1.3 Anticipatory and reactive cues
The reliability difference sorts the cues into two kinds, and the two kinds produce two different ways of living through a year.
Daylength and temperature are anticipatory. They forecast the season, so an organism can get ready in advance, swelling buds or laying down fat before the season it’s preparing for has fully arrived. Life in a temperate place is full of this kind of preparation, because the cues there are trustworthy enough to act on before the fact.
Rain in an arid place is reactive. There’s nothing to forecast, so the strategy is to wait, and then move fast when the water comes. Desert plants that flower within days of a storm, and sit dormant for years between, are living reactively. Their phenology has no calendar because their cue has no schedule. They aren’t keeping time badly; they’re keeping time the only way their cue allows.
This is why two deserts with nearly the same rainfall can feel like different worlds. What matters isn’t how much rain falls but whether its arrival is regular enough to plan by, or erratic enough that only reaction will do.

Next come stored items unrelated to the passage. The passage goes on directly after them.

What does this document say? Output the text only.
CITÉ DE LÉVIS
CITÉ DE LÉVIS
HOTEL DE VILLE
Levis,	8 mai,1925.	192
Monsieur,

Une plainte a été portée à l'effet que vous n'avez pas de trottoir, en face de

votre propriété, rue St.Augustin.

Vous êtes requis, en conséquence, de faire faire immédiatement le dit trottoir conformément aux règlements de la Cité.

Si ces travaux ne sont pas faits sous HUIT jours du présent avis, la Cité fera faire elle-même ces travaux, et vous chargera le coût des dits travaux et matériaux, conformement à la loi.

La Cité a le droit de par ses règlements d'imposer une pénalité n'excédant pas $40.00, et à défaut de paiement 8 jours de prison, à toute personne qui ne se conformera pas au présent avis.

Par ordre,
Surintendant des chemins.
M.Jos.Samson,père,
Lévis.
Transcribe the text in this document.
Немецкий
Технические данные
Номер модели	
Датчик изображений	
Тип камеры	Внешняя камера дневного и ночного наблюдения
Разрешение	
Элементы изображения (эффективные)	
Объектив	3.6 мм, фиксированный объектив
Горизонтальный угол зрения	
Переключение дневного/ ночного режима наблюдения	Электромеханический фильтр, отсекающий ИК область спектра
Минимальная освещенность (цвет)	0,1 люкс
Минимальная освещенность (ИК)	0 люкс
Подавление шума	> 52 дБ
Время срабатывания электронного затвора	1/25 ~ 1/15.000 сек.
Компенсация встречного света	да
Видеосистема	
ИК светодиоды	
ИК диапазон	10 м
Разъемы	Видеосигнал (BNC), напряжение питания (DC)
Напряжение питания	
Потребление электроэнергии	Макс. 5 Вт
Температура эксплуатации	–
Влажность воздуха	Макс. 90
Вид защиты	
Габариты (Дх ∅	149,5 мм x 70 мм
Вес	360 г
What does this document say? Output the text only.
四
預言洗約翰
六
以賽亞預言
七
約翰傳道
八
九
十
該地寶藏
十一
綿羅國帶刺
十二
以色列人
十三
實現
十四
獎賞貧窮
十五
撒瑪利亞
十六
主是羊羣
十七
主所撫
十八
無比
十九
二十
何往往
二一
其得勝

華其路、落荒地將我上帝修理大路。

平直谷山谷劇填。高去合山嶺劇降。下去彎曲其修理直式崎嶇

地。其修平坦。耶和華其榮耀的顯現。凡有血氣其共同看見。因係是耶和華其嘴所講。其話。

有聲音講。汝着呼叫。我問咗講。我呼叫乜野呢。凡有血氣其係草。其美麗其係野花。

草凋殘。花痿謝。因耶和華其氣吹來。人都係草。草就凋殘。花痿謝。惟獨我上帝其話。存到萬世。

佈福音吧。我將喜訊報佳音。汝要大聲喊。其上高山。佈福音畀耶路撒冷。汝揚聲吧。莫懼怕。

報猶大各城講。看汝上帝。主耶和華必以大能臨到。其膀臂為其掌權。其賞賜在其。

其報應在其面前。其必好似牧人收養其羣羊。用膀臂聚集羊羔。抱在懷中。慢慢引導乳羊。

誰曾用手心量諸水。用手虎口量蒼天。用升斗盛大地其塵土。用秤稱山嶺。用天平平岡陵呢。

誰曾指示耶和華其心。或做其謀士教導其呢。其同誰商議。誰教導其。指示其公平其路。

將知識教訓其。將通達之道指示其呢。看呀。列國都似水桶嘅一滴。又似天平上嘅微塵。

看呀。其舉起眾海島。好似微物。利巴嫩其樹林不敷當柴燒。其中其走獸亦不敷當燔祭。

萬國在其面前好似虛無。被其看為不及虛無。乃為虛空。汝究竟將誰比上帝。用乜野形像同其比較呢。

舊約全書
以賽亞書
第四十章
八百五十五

1.4 Channels, and the cue-poor zone
The temperature and rainfall measurements in this document are really measurements of cue types, and that lets us say something about how places differ. Where one cue fades, life falls back on another. In a place with little temperature seasonality you feel the year through the rain; where the rain is steady you feel it through the temperature. We’ll call each of these a channel, and the central observation is that channels substitute for one another. A place rarely runs two strong, independent cues at once. Usually one channel carries the year.
That framing predicts a particular kind of place: one where every channel is weak. The everwet equatorial core is exactly that. The temperature is flat across the year, the rain falls in every month, and the daylength barely moves. None of the three cues carries much signal, so it’s a cue-poor zone. And that’s just where tropical ecologists find the weakest and most staggered seasonal timing, with individuals of the same species flowering at scattered times rather than together. The biology and the indices are describing the same thing. A place with no strong cue is a place where life has no strong clock to synchronize to.
1.5 Why this is the document’s lever
There’s one more reason to read seasonality as cue structure, and it’s the reason the whale call mattered. The cues are coming apart.
Warming moves temperature and rainfall. It does not move daylength, which is fixed by astronomy forever. So the cues that used to point at the same moment in the year are sliding out of register. An organism keyed to photoperiod still arrives on the old schedule, but the season it was keyed to has shifted underneath it. The result is phenological mismatch: the flower and its pollinator, the migrant and its food, drifting apart because they were reading different clocks and only some of the clocks can move.
A map of which cues a place offers, and how reliable each one is, is therefore also a map of where mismatch is likely. The places most at risk are the ones where life is keyed to the single signal that cannot shift while everything around it does. That’s the destination this document is sailing toward, and the last chapter returns to it. For now the point is simpler. Seasonality is the cue structure for the timing of life, and when the cues decouple, the timing fails.